Billy Friend, chief of the Wyandotte Nation of Oklahoma, said an important historical event was the Battle of Brownstown that took place in the War of 1812. He said Brownstown was founded by Adam Brown, who was his grandfather four times removed.

“He [Adam Brown] was captured by the Wyandotte Indians,” said Friend. “The Wyandotte Indians were one of the more humane tribes of that time. They did not kill their prisoners, but many times they would take them in and adopt them into the tribe. Adam Brown was adopted into the tribe as an Indian and then married a Wyandotte woman and had Wyandotte children, and that’s how I got here today.”

Friend said there are 566 federally recognized tribes in the United States. He said each tribe has their own trail of tears.

“We have 5,821 tribal citizens,” said Friend. “Our citizens are scattered nationwide from the East Coast to the West Coast. We have approximately 1,200 Wyandotte citizens who live in the state of Oklahoma. We have approximately 800 citizens who live in what the government has defined as our tribal jurisdiction today or what they call our service area.”

Friend said the Wyandotte Nation is nation within a nation.

“We [Wyandotte Nation] carry dual citizenship. I’m a citizen of the Wyandotte Nation, and I'm also a citizen of the United States,” said Friend. “We operate our tribal government just like the state of Michigan would operate their tribal government.”

Graduate student Michelle Lietz, Vice President of NASO questioned Friend’s commitment to the next generation.

“I just don't understand how somebody who claims to be doing so much for their nation, for their tribe, would just gloss over something that is so detrimental to the next generation,” said Lietz. “It doesn't make a whole lot of sense to me, especially when the next generation is sitting there telling him that this hurts, it’s bad.”

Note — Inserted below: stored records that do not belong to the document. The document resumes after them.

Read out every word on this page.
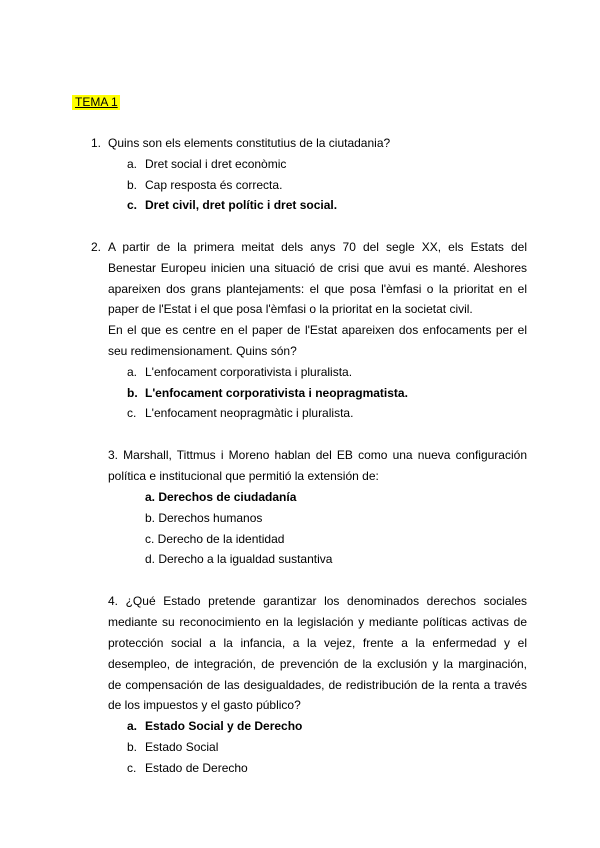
TEMA 1
1. Quins son els elements constitutius de la ciutadania?
a. Dret social i dret econòmic
b. Cap resposta és correcta.
c. Dret civil, dret polític i dret social.
2. A partir de la primera meitat dels anys 70 del segle XX, els Estats del
Benestar Europeu inicien una situació de crisi que avui es manté. Aleshores
apareixen dos grans plantejaments: el que posa l'èmfasi o la prioritat en el
paper de l'Estat i el que posa l'èmfasi o la prioritat en la societat civil.
En el que es centre en el paper de l'Estat apareixen dos enfocaments per el
seu redimensionament. Quins són?
a. L'enfocament corporativista i pluralista.
b. L'enfocament corporativista i neopragmatista.
c. L'enfocament neopragmàtic i pluralista.
3. Marshall, Tittmus i Moreno hablan del EB como una nueva configuración
política e institucional que permitió la extensión de:
a. Derechos de ciudadanía
b. Derechos humanos
c. Derecho de la identidad
d. Derecho a la igualdad sustantiva
4. ¿Qué Estado pretende garantizar los denominados derechos sociales
mediante su reconocimiento en la legislación y mediante políticas activas de
protección social a la infancia, a la vejez, frente a la enfermedad y el
desempleo, de integración, de prevención de la exclusión y la marginación,
de compensación de las desigualdades, de redistribución de la renta a través
de los impuestos y el gasto público?
a. Estado Social y de Derecho
b. Estado Social
c. Estado de Derecho
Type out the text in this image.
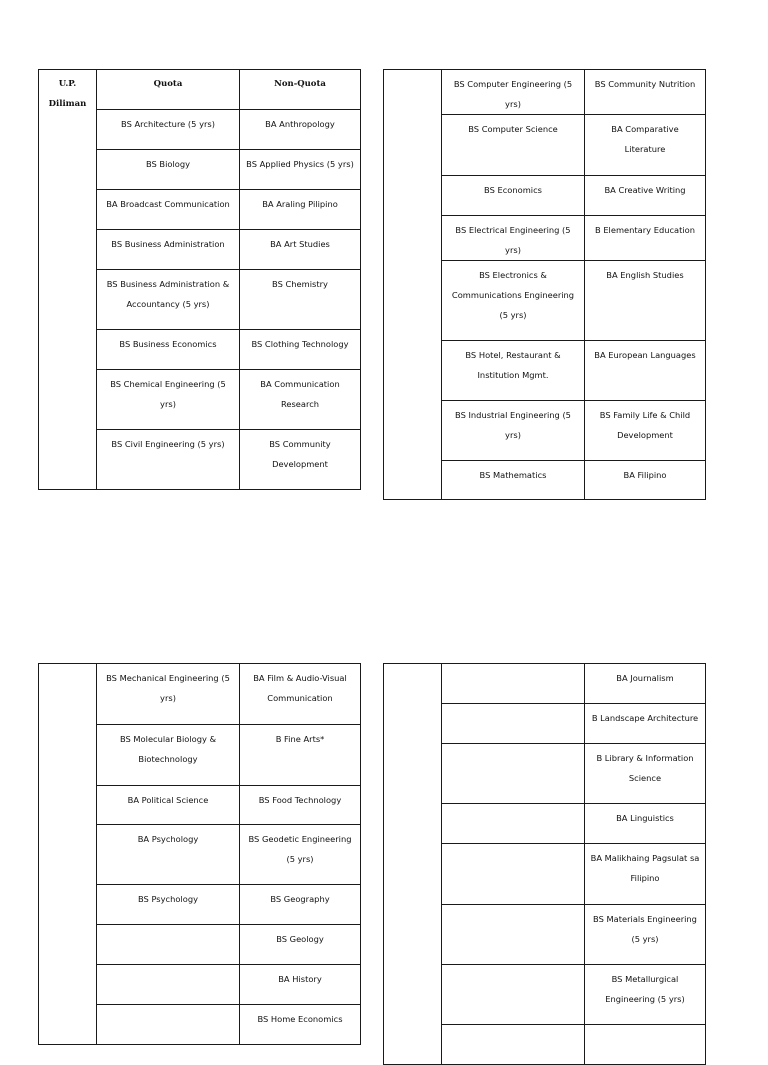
U.P. Diliman	Quota	Non-Quota
	BS Architecture (5 yrs)	BA Anthropology
	BS Biology	BS Applied Physics (5 yrs)
	BA Broadcast Communication	BA Araling Pilipino
	BS Business Administration	BA Art Studies
	BS Business Administration & Accountancy (5 yrs)	BS Chemistry
	BS Business Economics	BS Clothing Technology
	BS Chemical Engineering (5 yrs)	BA Communication Research
	BS Civil Engineering (5 yrs)	BS Community Development
	BS Computer Engineering (5 yrs)	BS Community Nutrition
	BS Computer Science	BA Comparative Literature
	BS Economics	BA Creative Writing
	BS Electrical Engineering (5 yrs)	B Elementary Education
	BS Electronics & Communications Engineering (5 yrs)	BA English Studies
	BS Hotel, Restaurant & Institution Mgmt.	BA European Languages
	BS Industrial Engineering (5 yrs)	BS Family Life & Child Development
	BS Mathematics	BA Filipino
	BS Mechanical Engineering (5 yrs)	BA Film & Audio-Visual Communication
	BS Molecular Biology & Biotechnology	B Fine Arts*
	BA Political Science	BS Food Technology
	BA Psychology	BS Geodetic Engineering (5 yrs)
	BS Psychology	BS Geography
		BS Geology
		BA History
		BS Home Economics
		BA Journalism
		B Landscape Architecture
		B Library & Information Science
		BA Linguistics
		BA Malikhaing Pagsulat sa Filipino
		BS Materials Engineering (5 yrs)
		BS Metallurgical Engineering (5 yrs)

EMU sophomore Rebecca Luth, member of NASO, said she appreciated the event and the attempt to bring the community together, but she said not all of the history they presented was accurate.

“Some of the things he [Chief Ted Roll] said like, ‘You can only belong to one tribe,’ are not true; you can be adopted into a tribe. There have been political figures that have been adopted into tribes,” said Luth.

Luth said the presentation didn’t include any information about what's happening locally. She said local tribes have been struggling to be recognized, which can take up to 35 years.